Libië is ook gegijzeld door geopolitieke machtsstrijd, waarbij regionale machten als Turkiye, Egypte en enkele Golfstaten druk uitoefenen op verschillende partijen. In het grotere geheel hebben de VS, Rusland en Italië, naast anderen, ook belangen in hoe het land uiteindelijk zal worden bestuurd en waar zijn politiek zal leunen.

Een trieste realiteit is ook dat de grote mogendheden het elders te druk hebben om zich zorgen te maken over een onmiddellijke oplossing van de tien jaar oude Libische crisis. Het is aan het Libische volk en hun vertegenwoordigers om hun eigen land te redden van buitenlandse interventie en wat een plausibel scenario lijkt: opdeling. Afgaande op de staat van dienst van de verschillende spelers in de afgelopen jaren, is eerder onenigheid dan eenheid te verwachten.

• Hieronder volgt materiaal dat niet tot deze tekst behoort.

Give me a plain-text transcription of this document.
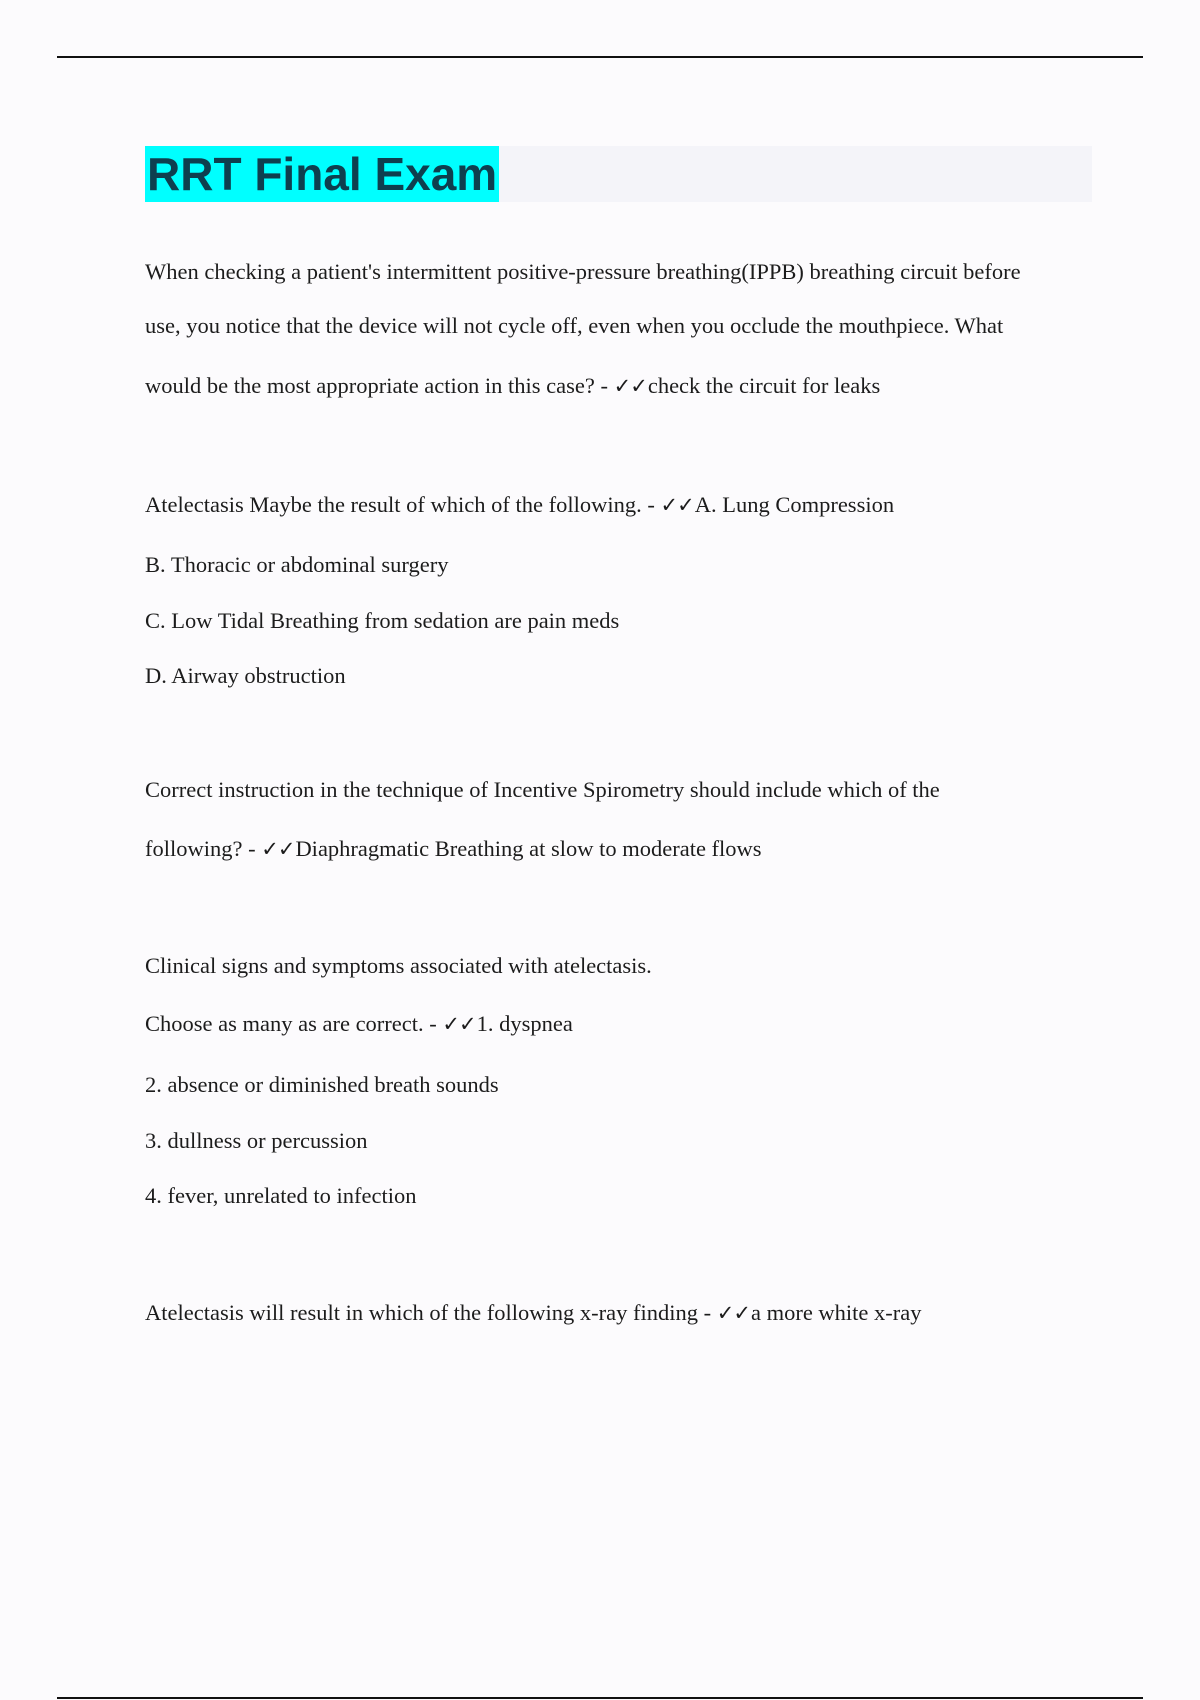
RRT Final Exam
When checking a patient's intermittent positive-pressure breathing(IPPB) breathing circuit before
use, you notice that the device will not cycle off, even when you occlude the mouthpiece. What
would be the most appropriate action in this case? - ✓✓check the circuit for leaks
Atelectasis Maybe the result of which of the following. - ✓✓A. Lung Compression
B. Thoracic or abdominal surgery
C. Low Tidal Breathing from sedation are pain meds
D. Airway obstruction
Correct instruction in the technique of Incentive Spirometry should include which of the
following? - ✓✓Diaphragmatic Breathing at slow to moderate flows
Clinical signs and symptoms associated with atelectasis.
Choose as many as are correct. - ✓✓1. dyspnea
2. absence or diminished breath sounds
3. dullness or percussion
4. fever, unrelated to infection
Atelectasis will result in which of the following x-ray finding - ✓✓a more white x-ray
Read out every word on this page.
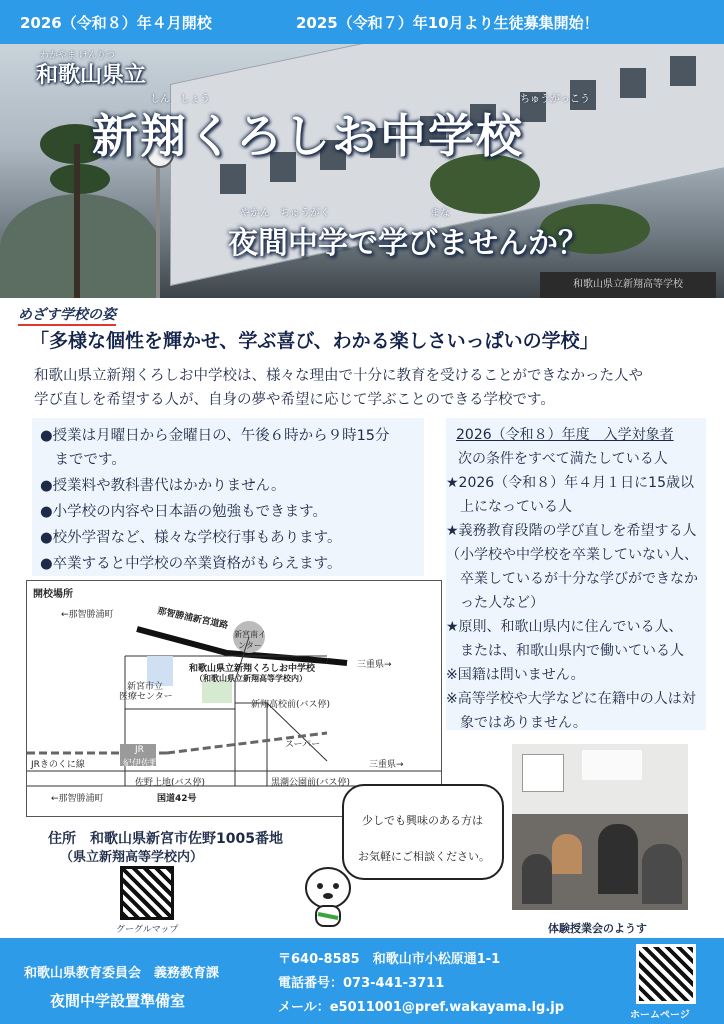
2026（令和８）年４月開校	2025（令和７）年10月より生徒募集開始！
和歌山県立新翔高等学校
わかやま けんりつ
和歌山県立
しん　しょう	ちゅうがっこう
新翔くろしお中学校
やかん　ちゅうがく	まな
夜間中学で学びませんか？
めざす学校の姿
「多様な個性を輝かせ、学ぶ喜び、わかる楽しさいっぱいの学校」
和歌山県立新翔くろしお中学校は、様々な理由で十分に教育を受けることができなかった人や
学び直しを希望する人が、自身の夢や希望に応じて学ぶことのできる学校です。
●授業は月曜日から金曜日の、午後６時から９時15分
　までです。
●授業料や教科書代はかかりません。
●小学校の内容や日本語の勉強もできます。
●校外学習など、様々な学校行事もあります。
●卒業すると中学校の卒業資格がもらえます。
2026（令和８）年度　入学対象者
次の条件をすべて満たしている人
★2026（令和８）年４月１日に15歳以
　上になっている人
★義務教育段階の学び直しを希望する人
（小学校や中学校を卒業していない人、
　卒業しているが十分な学びができなか
　った人など）
★原則、和歌山県内に住んでいる人、
　または、和歌山県内で働いている人
※国籍は問いません。
※高等学校や大学などに在籍中の人は対
　象ではありません。
開校場所
←那智勝浦町	那智勝浦新宮道路
新宮南インター
三重県→
新宮市立
医療センター
和歌山県立新翔くろしお中学校
（和歌山県立新翔高等学校内）
新翔高校前(バス停)
スーパー
JRきのくに線
JR
紀伊佐野駅
佐野上地(バス停)	黒潮公園前(バス停)
三重県→
←那智勝浦町	国道42号
住所　和歌山県新宮市佐野1005番地
（県立新翔高等学校内）
グーグルマップ
少しでも興味のある方は
お気軽にご相談ください。
体験授業会のようす
和歌山県教育委員会　義務教育課
夜間中学設置準備室
〒640-8585　和歌山市小松原通1-1
電話番号：073-441-3711
メール：e5011001@pref.wakayama.lg.jp
ホームページ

Buitenlandse gesprekspartners zullen het nooit eens worden over wat het beste is voor het Libische volk en hun toekomst. Dat moet alleen door de Libiërs worden beslist, weg van externe druk. Als dat niet gebeurt, is de kans groot dat Libië zal terugkeren naar pre-statelijke omstandigheden die de weg vrijmaken voor opdeling langs stamlijnen.